Varying doses of cells may be transplanted with a preferable maximum dose of 106 cells/mouse into cohorts of 10 animals under each condition. Animals can be monitored over a time course for evidence of improved liver function by the following criteria: alanine transaminase, albumin, total protein, cholesterol, and triglycerides. Any animals showing signs of distress during the study should be euthanized, as studies should not be conducted with death as an endpoint.

Thus, groups of five animals under each transplant condition may be euthanized 4 and 16 weeks post transplantation. The following organs may be harvested: liver, kidney, brain, heart, lungs, spleen. Serum specimens may also be obtained for routine blood chemistry and CBC. Similarly, organs may be processed for immunohistochemistry, H&E, and RNA analysis.

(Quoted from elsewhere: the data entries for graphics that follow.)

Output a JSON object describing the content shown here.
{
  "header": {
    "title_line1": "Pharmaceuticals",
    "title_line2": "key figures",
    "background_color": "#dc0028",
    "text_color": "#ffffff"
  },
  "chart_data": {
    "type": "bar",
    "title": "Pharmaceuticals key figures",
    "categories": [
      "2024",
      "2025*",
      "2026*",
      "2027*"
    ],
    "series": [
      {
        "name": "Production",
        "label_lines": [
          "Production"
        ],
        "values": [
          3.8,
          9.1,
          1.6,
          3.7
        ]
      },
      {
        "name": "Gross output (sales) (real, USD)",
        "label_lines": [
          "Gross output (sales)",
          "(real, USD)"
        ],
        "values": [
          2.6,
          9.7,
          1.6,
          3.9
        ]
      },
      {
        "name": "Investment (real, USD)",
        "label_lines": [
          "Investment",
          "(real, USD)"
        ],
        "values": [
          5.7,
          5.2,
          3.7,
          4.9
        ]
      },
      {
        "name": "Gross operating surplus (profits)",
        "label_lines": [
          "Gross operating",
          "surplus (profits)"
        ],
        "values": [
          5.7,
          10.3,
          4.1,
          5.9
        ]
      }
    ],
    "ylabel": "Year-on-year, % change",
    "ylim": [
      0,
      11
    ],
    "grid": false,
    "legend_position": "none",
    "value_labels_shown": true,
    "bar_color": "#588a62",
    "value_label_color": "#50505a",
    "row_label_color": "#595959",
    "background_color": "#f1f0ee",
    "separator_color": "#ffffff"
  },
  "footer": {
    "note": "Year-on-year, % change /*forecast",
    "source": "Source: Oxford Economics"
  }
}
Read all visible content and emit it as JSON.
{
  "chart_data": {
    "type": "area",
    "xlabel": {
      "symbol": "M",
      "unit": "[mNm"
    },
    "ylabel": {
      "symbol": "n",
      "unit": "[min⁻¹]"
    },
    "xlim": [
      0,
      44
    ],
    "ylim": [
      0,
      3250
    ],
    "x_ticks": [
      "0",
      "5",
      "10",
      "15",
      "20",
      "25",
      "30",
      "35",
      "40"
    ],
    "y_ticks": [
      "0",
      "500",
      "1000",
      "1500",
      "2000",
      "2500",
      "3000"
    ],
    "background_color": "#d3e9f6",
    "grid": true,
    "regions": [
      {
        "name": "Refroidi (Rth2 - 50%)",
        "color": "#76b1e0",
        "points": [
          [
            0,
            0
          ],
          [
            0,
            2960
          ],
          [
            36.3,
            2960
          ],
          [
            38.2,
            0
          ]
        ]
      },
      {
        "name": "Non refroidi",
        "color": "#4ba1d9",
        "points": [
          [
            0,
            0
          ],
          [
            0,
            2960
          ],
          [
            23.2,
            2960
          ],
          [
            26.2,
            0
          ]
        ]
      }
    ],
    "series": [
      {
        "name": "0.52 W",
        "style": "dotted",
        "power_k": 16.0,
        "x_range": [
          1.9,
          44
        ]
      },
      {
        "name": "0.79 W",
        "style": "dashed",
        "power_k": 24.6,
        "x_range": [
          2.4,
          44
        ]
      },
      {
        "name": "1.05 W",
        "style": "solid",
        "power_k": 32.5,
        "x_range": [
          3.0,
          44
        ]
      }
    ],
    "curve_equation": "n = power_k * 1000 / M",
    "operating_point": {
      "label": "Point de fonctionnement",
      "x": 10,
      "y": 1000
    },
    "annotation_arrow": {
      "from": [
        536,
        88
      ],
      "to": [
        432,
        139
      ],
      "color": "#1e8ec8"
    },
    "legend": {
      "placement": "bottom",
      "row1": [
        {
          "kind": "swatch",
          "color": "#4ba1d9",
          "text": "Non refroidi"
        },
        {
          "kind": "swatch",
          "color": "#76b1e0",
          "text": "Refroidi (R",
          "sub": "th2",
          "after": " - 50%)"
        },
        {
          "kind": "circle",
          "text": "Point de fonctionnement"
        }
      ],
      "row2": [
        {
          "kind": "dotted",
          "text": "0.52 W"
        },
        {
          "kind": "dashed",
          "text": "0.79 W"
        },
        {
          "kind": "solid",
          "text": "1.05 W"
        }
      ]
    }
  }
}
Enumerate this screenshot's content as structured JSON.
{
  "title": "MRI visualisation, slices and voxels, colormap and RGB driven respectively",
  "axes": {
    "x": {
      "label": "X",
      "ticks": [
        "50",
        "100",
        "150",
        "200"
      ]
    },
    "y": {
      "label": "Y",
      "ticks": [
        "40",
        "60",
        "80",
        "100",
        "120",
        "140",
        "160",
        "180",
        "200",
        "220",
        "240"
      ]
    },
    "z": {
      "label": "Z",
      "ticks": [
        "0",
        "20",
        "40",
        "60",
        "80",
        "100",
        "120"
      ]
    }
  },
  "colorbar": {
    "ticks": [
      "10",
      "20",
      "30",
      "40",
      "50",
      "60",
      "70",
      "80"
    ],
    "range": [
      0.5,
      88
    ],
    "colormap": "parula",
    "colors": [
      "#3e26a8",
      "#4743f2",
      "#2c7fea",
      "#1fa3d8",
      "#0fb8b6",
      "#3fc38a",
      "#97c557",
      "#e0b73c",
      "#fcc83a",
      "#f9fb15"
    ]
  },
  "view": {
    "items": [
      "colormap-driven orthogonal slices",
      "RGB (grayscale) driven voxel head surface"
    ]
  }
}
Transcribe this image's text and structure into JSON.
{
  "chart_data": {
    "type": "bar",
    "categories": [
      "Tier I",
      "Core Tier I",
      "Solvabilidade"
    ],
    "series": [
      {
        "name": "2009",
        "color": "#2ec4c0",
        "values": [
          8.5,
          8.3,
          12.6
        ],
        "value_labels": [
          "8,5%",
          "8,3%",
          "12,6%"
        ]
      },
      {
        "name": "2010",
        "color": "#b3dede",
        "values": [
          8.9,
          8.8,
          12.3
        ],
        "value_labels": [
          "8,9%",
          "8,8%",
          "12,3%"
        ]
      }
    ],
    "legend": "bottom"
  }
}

Specimens are accordingly stained with antibodies to detect markers of the transplanted cells (anti-beta galactosidase antibodies).

Alternatively, FISH analysis for detection of the Y chromosome may be performed to identify the transplanted male cells. Serial sections are monitored for expression of hepatic proteins (in the liver) as well as DAPI staining to determine the ploidy of cells (to evaluate the possibility of cell fusion). Serial sections of spleen, kidney, brain, lung, heart would document evidence of transplanted cells outside the liver.

An alternative approach may involve transplanting adult human hepatic stem cells into ApoE deficient mouse. Briefly, mice homozygous for the Apoetm1Unc mutation show a marked increase in total plasma cholesterol levels that are unaffected by age or sex. Fatty streaks in the proximal aorta are found at 3 months of age. The lesions increase with age and progress to lesions with less lipid but more elongated cells, typical of a more advanced stage of pre-atherosclerotic lesion. Moderately increased triglyceride levels have been reported in mice with this mutation on a mixed C57BL/6×129 genetic background. Aged APOE deficient mice (>17 months) have been shown to develop xanthomatous lesions in the brain consisting mostly of crystalline cholesterol clefts, lipid globules, and foam cells. Smaller xanthomas were seen in the choroid plexus and ventral formix. Recent studies indicate that APOE deficient mice have altered responses to stress, impaired spatial learning and memory, altered long term potentiation, and synaptic damage.

These mice may be used as hosts to transplant adult human hepatic stem cells via an intrasplenic injection into 4-6 week old homozygous B6.129P2-Apoetm1Unc mice. The recipient groups may include 5 animals in each group: Group 1: control—saline injection; no cells; Group 2—1×106 human stem cells; Group 3—2×106 human stem cells; Group 4—5×105 human stem cells, Group 5—1×106 human mature hepatocytes. A mortality rate of ˜15% may be expected with transplant experiments based on historic controls.

End-point analysis performed over a time course following transplantation may include ApoE (analyzed in the serum by western blot analysis at select time points of 2 weeks, 4 weeks, 8 weeks, 12 weeks). The detection of ApoE in these previously deficient mice following transplantation of adult human hepatic stem cells would support the notion that these cells may be used without immunosuppression of the recipient to reconstitute liver function.

While the invention has been described in connection with specific embodiments thereof, it will be understood that it is capable of further modifications and this application is intended to cover any variations, uses, or alterations of the invention following. In general, the principles of the invention and including such departures from the present disclosure as come within known or customary practice within the art to which the invention pertains and as may be applied to the essential features hereinbefore set forth and as follows in the scope of the appended claims.